Physica Scripta, T111, 145-151 (2004).

Alman, D. A., Ruzic, D. N.

Reflection coefficients for carbon and hydrocarbon atoms/molecules on carbon-based surfaces are critically needed for plasma-surface interaction analysis in fusion devices, as carbon will continue to be used in next step devices like ITER. These have been calculated at different energies and angles with a molecular dynamics code using the Brenner hydrocarbon potential. Hydrogen saturated graphite was prepared by bombarding a graphite lattice with hydrogen, until a saturation at ~0.42 H:C. Carbon at 45° has a reflection coefficient (R) of 0.64 ± 0.01 at thermal energy, decreasing to 0.19 ± 0.01 at 10 eV. Carbon dimers (Rthermal = 0.51, R>1 eV ~ 0.10) tend to stick more readily than carbon trimers (Rthermal = 0.63, R10 eV = 0.16).
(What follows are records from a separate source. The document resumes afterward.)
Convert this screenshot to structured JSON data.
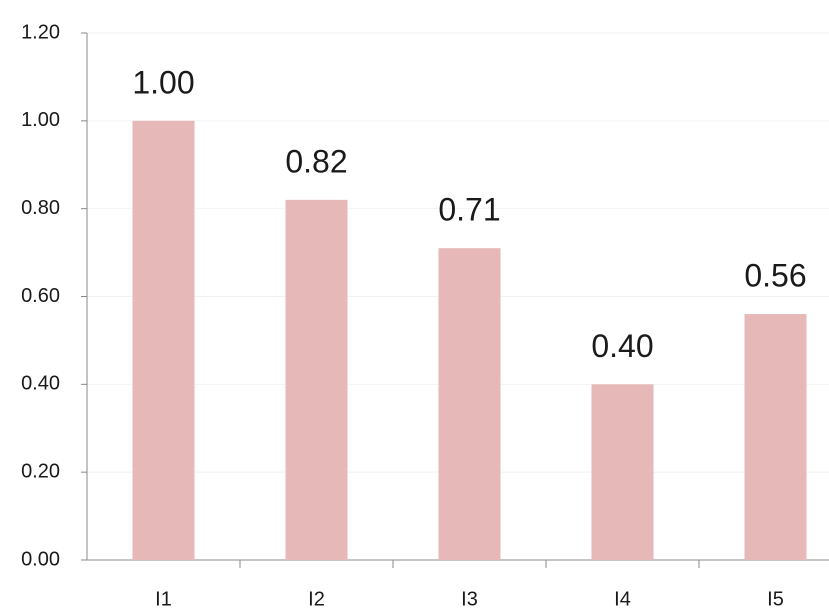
{
  "chart_data": {
    "type": "bar",
    "categories": [
      "I1",
      "I2",
      "I3",
      "I4",
      "I5"
    ],
    "values": [
      1.0,
      0.82,
      0.71,
      0.4,
      0.56
    ],
    "value_labels": [
      "1.00",
      "0.82",
      "0.71",
      "0.40",
      "0.56"
    ],
    "color": "#e6b8b7",
    "ylim": [
      0,
      1.2
    ],
    "yticks": [
      {
        "value": 0,
        "label": "0.00"
      },
      {
        "value": 0.2,
        "label": "0.20"
      },
      {
        "value": 0.4,
        "label": "0.40"
      },
      {
        "value": 0.6,
        "label": "0.60"
      },
      {
        "value": 0.8,
        "label": "0.80"
      },
      {
        "value": 1.0,
        "label": "1.00"
      },
      {
        "value": 1.2,
        "label": "1.20"
      }
    ],
    "grid": true
  }
}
Hydrocarbons reflect as molecules at thermal energies and break up at higher energies. The total reflection via these fragments decreases with energy, the number of unpaired electrons, and changing hybridization from sp3 to sp2 to sp. The results compare reasonably well with binary collision modeling for higher energies and experimental sticking data at thermal energies. A second surface, representing a “soft” redeposited carbon layer formed by the deposition of hydrocarbons onto a graphite surface, is also analyzed. In general, reflection is lower from the “soft” surface by 0.1–0.2. This reflection data can and has been incorporated in erosion/redeposition codes to allow improved modeling of chemically eroded carbon transport in fusion devices.